Thu. Nov 21st, 2024
Occasional Digest - a story for you

Presidents Day occurs at a crucial moment this year, with the presidency on the cusp of crisis as we inexorably shuffle toward a rematch between the incumbent and his predecessor. It’s the sort of contest we haven’t seen since the 19th century, and judging by public opinion of President Biden and former President Trump, most Americans would have preferred to keep it that way.

But the third installment of our Presidential Greatness Project, a poll of presidential experts released this weekend, shows that scholars don’t share American voters’ roughly equal distaste for both candidates.

Biden, in fact, makes his debut in our rankings at No. 14, putting him in the top third of American presidents. Trump, meanwhile, maintains the position he held six years ago: dead last, trailing such historically calamitous chief executives as James Buchanan and Andrew Johnson. In that and other respects, Trump’s radical departure from political, institutional and legal norms has affected knowledgeable assessments not just of him but also of Biden and several other presidents.

The overall survey results reveal stability as well as change in the way scholars assess our nation’s most important and controversial political office. Great presidents have traditionally been viewed as those who presided over moments of national transformation, led the country through major crises and expanded the institution of the presidency. Military victories, economic growth, assassinations and scandals also affect expert assessments of presidential performance.

The presidents at the top of our rankings, and others like ours, reflect this. Hallowed leaders such as Abraham Lincoln, Franklin Delano Roosevelt and George Washington consistently lead the list.

Our latest rankings also show that the experts’ assessments are driven not only by traditional notions of greatness but also by the evolving values of our time.

One example is the continuing decline in esteem for two important presidents, Andrew Jackson and Woodrow Wilson. Their reputations have consistently suffered in recent years as modern politics lead scholars to assess their early 19th and 20th century presidencies ever more harshly, especially their unacceptable treatment of marginalized people.

More acutely, this survey has seen a pronounced partisan dynamic emerge, arguably in response to the Trump presidency and the Trumpification of presidential politics.

Proponents of the Biden presidency have strong arguments in their arsenal, but his high placement within the top 15 suggests a powerful anti-Trump factor at work. So far, Biden’s record does not include the military victories or institutional expansion that have typically driven higher rankings, and a family scandal such as the one involving his son Hunter normally diminishes a president’s ranking.

Biden’s most important achievements may be that he rescued the presidency from Trump, resumed a more traditional style of presidential leadership and is gearing up to keep the office out of his predecessor’s hands this fall.

Trump’s position at the bottom of our rankings, meanwhile, puts him behind not only Buchanan and Johnson but also such lowlights as Franklin Pierce, Warren Harding and William Henry Harrison, who died a mere 31 days after taking office.

Trump’s impact goes well beyond his own ranking and Biden’s. Every contemporary Democratic president has moved up in the ranks — Barack Obama (No. 7), Bill Clinton (No. 12) and even Jimmy Carter (No. 22).

Yes, these presidents had great accomplishments such as expanding healthcare access and working to end conflict in the Middle East, and they have two Nobel Prizes among them. But given their shortcomings and failures, their rise seems to be less about reassessments of their administrations than it is a bonus for being neither Trump nor a member of his party.

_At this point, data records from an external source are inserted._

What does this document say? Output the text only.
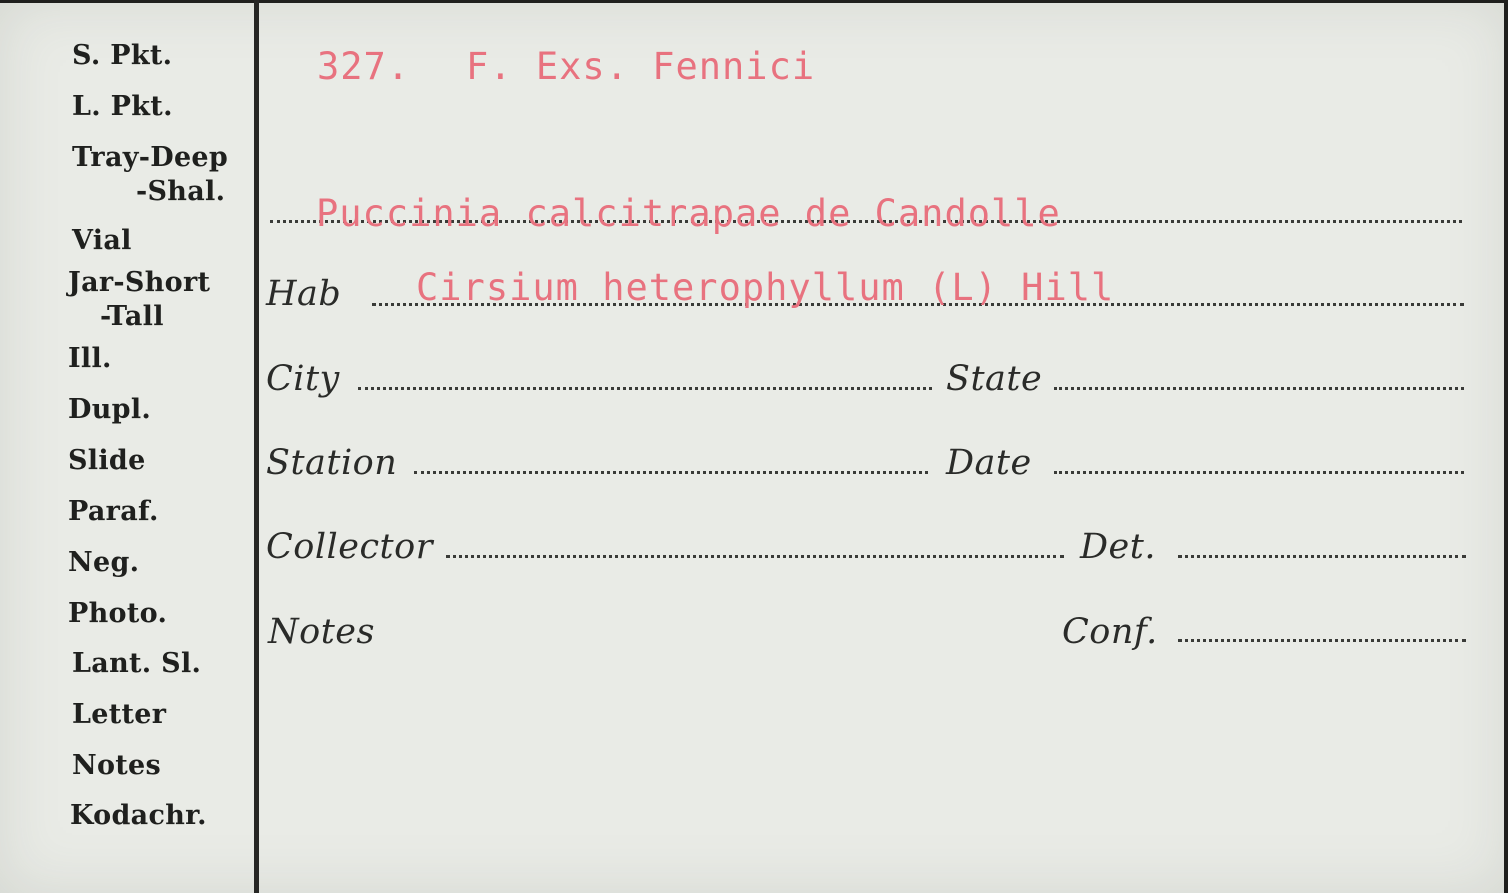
S. Pkt.
L. Pkt.
Tray-Deep
-Shal.
Vial
Jar-Short
-Tall
Ill.
Dupl.
Slide
Paraf.
Neg.
Photo.
Lant. Sl.
Letter
Notes
Kodachr.
327. F. Exs. Fennici
Puccinia calcitrapae de Candolle
Hab Cirsium heterophyllum (L) Hill
City	State
Station	Date
Collector	Det.
Notes	Conf.
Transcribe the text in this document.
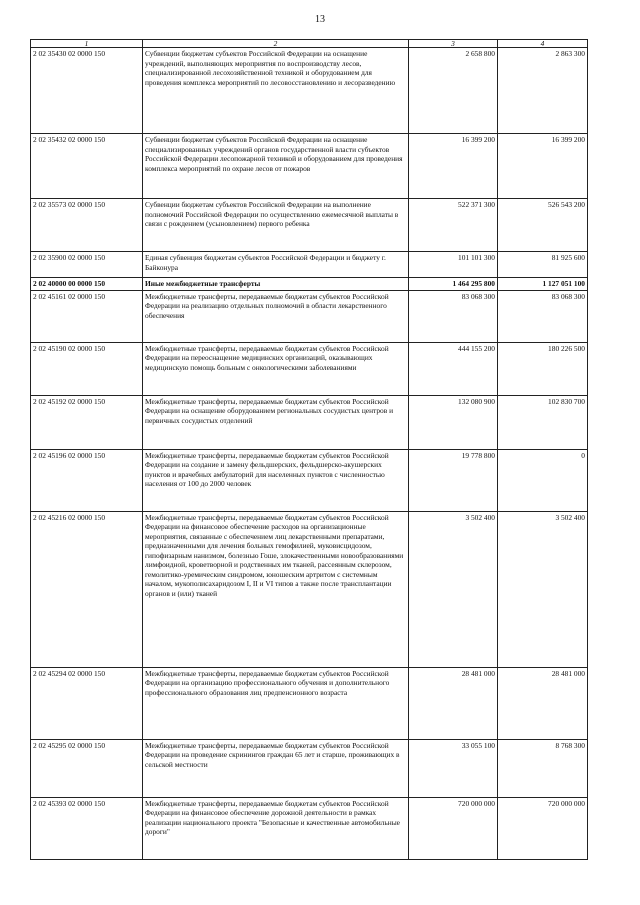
13
1	2	3	4
2 02 35430 02 0000 150	Субвенции бюджетам субъектов Российской Федерации на оснащение учреждений, выполняющих мероприятия по воспроизводству лесов, специализированной лесохозяйственной техникой и оборудованием для проведения комплекса мероприятий по лесовосстановлению и лесоразведению	2 658 800	2 863 300
2 02 35432 02 0000 150	Субвенции бюджетам субъектов Российской Федерации на оснащение специализированных учреждений органов государственной власти субъектов Российской Федерации лесопожарной техникой и оборудованием для проведения комплекса мероприятий по охране лесов от пожаров	16 399 200	16 399 200
2 02 35573 02 0000 150	Субвенции бюджетам субъектов Российской Федерации на выполнение полномочий Российской Федерации по осуществлению ежемесячной выплаты в связи с рождением (усыновлением) первого ребенка	522 371 300	526 543 200
2 02 35900 02 0000 150	Единая субвенция бюджетам субъектов Российской Федерации и бюджету г. Байконура	101 101 300	81 925 600
2 02 40000 00 0000 150	Иные межбюджетные трансферты	1 464 295 800	1 127 051 100
2 02 45161 02 0000 150	Межбюджетные трансферты, передаваемые бюджетам субъектов Российской Федерации на реализацию отдельных полномочий в области лекарственного обеспечения	83 068 300	83 068 300
2 02 45190 02 0000 150	Межбюджетные трансферты, передаваемые бюджетам субъектов Российской Федерации на переоснащение медицинских организаций, оказывающих медицинскую помощь больным с онкологическими заболеваниями	444 155 200	180 226 500
2 02 45192 02 0000 150	Межбюджетные трансферты, передаваемые бюджетам субъектов Российской Федерации на оснащение оборудованием региональных сосудистых центров и первичных сосудистых отделений	132 080 900	102 830 700
2 02 45196 02 0000 150	Межбюджетные трансферты, передаваемые бюджетам субъектов Российской Федерации на создание и замену фельдшерских, фельдшерско-акушерских пунктов и врачебных амбулаторий для населенных пунктов с численностью населения от 100 до 2000 человек	19 778 800	0
2 02 45216 02 0000 150	Межбюджетные трансферты, передаваемые бюджетам субъектов Российской Федерации на финансовое обеспечение расходов на организационные мероприятия, связанные с обеспечением лиц лекарственными препаратами, предназначенными для лечения больных гемофилией, муковисцидозом, гипофизарным нанизмом, болезнью Гоше, злокачественными новообразованиями лимфоидной, кроветворной и родственных им тканей, рассеянным склерозом, гемолитико-уремическим синдромом, юношеским артритом с системным началом, мукополисахаридозом I, II и VI типов а также после трансплантации органов и (или) тканей	3 502 400	3 502 400
2 02 45294 02 0000 150	Межбюджетные трансферты, передаваемые бюджетам субъектов Российской Федерации на организацию профессионального обучения и дополнительного профессионального образования лиц предпенсионного возраста	28 481 000	28 481 000
2 02 45295 02 0000 150	Межбюджетные трансферты, передаваемые бюджетам субъектов Российской Федерации на проведение скринингов граждан 65 лет и старше, проживающих в сельской местности	33 055 100	8 768 300
2 02 45393 02 0000 150	Межбюджетные трансферты, передаваемые бюджетам субъектов Российской Федерации на финансовое обеспечение дорожной деятельности в рамках реализации национального проекта "Безопасные и качественные автомобильные дороги"	720 000 000	720 000 000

Indeed, every modern Republican president has dropped in the survey, including the transformational Ronald Reagan (No. 16) and George H.W. Bush (No. 19), who led the nation’s last decisive military victory.

Academics do lean left, but that hasn’t changed since our previous surveys. What these results suggest is not just an added emphasis on a president’s political affiliation, but also the emergence of a president’s fealty to political and institutional norms as a criterion for what makes a president “great” to the scholars who study them.

As for the Americans casting a ballot for the next president, they are in the historically rare position of knowing how both candidates have performed in the job. Whether they will consider each president’s commitment to the norms of presidential leadership, and come to rate them as differently as our experts, remains to be seen.

Justin Vaughn is an associate professor of political science at Coastal Carolina University. Brandon Rottinghaus is a professor of political science at the University of Houston.